I step out from behind my desk.
“Oh, shit.” Cassie mutters under her breath.
“You think that’s funny?” I say, to the dickhead. “Picking on the quiet girl because you know she won’t fight back? Real tough of you.” I step forward. “Bet your mommy’s real proud knowing her son turned out to be a pathetic little bitch who gets off on making girls cry.”
A few students gasp. One laughs.
“Skylar,” the teacher snaps, finally noticing. “Sit down.
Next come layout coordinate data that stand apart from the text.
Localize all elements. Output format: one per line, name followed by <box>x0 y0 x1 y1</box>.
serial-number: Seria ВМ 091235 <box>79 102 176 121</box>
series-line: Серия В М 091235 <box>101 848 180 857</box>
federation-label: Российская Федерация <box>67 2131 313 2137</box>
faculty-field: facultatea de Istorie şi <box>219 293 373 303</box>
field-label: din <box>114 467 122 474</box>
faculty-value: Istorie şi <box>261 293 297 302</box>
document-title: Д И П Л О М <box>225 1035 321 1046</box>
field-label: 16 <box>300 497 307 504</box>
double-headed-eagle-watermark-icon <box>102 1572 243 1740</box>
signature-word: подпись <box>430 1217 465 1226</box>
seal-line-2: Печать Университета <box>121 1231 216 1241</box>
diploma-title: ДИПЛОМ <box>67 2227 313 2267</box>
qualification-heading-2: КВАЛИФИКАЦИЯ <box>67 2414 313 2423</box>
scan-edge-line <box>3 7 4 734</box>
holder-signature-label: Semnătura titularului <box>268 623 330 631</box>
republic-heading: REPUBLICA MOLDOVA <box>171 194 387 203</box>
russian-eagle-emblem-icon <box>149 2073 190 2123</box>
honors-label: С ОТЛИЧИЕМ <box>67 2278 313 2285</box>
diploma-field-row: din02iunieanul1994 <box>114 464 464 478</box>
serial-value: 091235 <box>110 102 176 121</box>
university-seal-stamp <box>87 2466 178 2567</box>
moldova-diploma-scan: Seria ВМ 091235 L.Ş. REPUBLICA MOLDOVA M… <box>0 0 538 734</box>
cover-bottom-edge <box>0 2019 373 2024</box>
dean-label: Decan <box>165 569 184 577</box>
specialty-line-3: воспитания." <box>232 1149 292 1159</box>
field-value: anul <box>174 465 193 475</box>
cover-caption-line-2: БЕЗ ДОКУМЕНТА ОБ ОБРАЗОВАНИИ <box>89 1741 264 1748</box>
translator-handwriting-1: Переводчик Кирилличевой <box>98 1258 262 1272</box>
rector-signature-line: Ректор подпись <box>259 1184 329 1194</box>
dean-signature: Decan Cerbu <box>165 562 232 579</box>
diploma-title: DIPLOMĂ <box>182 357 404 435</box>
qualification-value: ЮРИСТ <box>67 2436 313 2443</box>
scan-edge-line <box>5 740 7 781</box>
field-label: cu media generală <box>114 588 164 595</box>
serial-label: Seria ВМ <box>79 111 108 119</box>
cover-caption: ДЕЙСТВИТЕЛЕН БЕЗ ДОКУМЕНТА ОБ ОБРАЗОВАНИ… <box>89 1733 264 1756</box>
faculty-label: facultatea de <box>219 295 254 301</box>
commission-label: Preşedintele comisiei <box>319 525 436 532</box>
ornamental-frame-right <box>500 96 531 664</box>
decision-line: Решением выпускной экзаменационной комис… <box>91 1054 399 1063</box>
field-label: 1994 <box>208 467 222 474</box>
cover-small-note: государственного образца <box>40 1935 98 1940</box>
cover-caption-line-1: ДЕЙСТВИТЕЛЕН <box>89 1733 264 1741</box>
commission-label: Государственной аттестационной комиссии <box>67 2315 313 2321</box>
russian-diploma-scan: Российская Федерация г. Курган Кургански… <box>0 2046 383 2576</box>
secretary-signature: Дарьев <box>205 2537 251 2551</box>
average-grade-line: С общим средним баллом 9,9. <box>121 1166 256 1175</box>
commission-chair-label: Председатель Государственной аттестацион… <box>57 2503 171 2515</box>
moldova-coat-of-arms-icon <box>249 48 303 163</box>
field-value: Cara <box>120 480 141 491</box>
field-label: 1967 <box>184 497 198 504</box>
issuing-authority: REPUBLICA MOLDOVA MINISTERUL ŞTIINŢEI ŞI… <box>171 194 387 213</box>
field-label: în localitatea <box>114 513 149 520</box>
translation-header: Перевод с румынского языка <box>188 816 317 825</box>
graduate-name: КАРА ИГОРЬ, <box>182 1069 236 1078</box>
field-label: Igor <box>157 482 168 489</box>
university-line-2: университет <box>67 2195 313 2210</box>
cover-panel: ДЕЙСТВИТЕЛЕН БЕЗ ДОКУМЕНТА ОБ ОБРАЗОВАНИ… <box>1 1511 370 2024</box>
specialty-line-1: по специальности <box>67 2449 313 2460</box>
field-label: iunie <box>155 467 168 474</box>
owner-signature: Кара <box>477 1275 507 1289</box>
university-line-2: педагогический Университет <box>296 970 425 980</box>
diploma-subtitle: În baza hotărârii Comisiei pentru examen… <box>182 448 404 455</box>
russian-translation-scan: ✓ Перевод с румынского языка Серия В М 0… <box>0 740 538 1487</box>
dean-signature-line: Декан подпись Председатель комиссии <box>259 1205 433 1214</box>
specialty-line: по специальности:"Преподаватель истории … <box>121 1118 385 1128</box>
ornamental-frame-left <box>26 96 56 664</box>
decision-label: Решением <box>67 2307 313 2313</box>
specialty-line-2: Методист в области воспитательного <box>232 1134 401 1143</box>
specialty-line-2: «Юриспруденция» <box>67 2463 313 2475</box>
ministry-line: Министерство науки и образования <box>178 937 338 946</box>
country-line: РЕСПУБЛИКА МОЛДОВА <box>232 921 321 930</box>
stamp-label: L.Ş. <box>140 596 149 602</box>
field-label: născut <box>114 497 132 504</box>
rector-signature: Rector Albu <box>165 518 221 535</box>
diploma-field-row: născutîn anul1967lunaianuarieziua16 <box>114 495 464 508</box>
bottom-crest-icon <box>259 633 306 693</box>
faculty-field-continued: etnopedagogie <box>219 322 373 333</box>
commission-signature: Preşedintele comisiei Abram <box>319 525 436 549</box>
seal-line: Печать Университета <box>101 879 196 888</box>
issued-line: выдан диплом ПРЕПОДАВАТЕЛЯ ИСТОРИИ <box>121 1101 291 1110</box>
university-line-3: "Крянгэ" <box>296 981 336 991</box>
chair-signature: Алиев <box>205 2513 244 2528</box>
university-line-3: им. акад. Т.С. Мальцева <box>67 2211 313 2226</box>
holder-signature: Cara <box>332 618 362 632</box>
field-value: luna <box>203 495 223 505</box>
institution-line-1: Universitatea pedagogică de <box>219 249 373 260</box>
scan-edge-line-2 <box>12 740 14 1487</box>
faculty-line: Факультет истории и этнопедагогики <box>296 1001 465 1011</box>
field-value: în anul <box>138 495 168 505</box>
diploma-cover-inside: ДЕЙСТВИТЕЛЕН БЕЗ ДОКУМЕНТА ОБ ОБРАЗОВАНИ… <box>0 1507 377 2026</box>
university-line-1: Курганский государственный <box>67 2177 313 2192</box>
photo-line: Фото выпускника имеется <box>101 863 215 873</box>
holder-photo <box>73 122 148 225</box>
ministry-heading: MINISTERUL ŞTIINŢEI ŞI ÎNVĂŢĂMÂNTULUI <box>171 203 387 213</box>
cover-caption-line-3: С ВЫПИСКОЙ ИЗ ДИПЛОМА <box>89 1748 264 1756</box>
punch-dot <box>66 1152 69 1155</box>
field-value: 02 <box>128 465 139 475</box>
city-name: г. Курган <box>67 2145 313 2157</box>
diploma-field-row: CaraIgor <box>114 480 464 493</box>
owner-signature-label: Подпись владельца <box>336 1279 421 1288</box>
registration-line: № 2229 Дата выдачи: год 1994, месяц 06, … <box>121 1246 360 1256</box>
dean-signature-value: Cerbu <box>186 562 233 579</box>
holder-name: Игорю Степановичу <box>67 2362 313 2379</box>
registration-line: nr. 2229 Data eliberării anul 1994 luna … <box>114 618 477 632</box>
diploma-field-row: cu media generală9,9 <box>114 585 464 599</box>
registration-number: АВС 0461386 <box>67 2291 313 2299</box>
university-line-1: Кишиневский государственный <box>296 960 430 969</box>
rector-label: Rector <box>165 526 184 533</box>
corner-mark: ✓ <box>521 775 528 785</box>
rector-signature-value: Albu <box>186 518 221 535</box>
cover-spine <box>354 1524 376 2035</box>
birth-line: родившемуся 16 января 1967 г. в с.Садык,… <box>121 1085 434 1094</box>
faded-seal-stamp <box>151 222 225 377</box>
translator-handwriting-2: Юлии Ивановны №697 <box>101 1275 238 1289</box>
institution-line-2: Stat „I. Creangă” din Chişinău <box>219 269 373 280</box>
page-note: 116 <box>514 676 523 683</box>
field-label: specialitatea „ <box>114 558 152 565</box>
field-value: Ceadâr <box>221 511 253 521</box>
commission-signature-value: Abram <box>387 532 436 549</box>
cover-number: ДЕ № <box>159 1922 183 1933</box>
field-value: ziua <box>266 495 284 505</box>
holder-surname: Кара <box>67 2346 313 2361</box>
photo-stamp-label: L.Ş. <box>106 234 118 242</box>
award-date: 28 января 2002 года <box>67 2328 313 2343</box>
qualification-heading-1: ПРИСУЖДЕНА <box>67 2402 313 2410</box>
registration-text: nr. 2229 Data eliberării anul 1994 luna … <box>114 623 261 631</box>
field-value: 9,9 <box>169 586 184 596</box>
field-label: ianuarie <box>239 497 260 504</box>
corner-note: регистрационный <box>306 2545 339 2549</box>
Now.”
I don’t move.
“Last warning.”
I keep my eyes on him. “I’m not done staring at stupid,” I tell her.
“That’s it,” she barks. “Out. Get out of my classroom.”
I grab my bag without a word and sling it over my shoulder.
Every step down the aisle burns up my spine. My pulse thuds so loud it might as well be a war drum.
No one laughs now. Not even the prick who started it.
At the door, I stop. Face the teacher.
“Good job, Miss,” I say. “Real solid message, kick out the girl who called out the bully, and let the asshole stay seated.”
I hold her gaze just long enough to make her uncomfortable.
Then I walk out, letting the silence eat up the space I leave behind.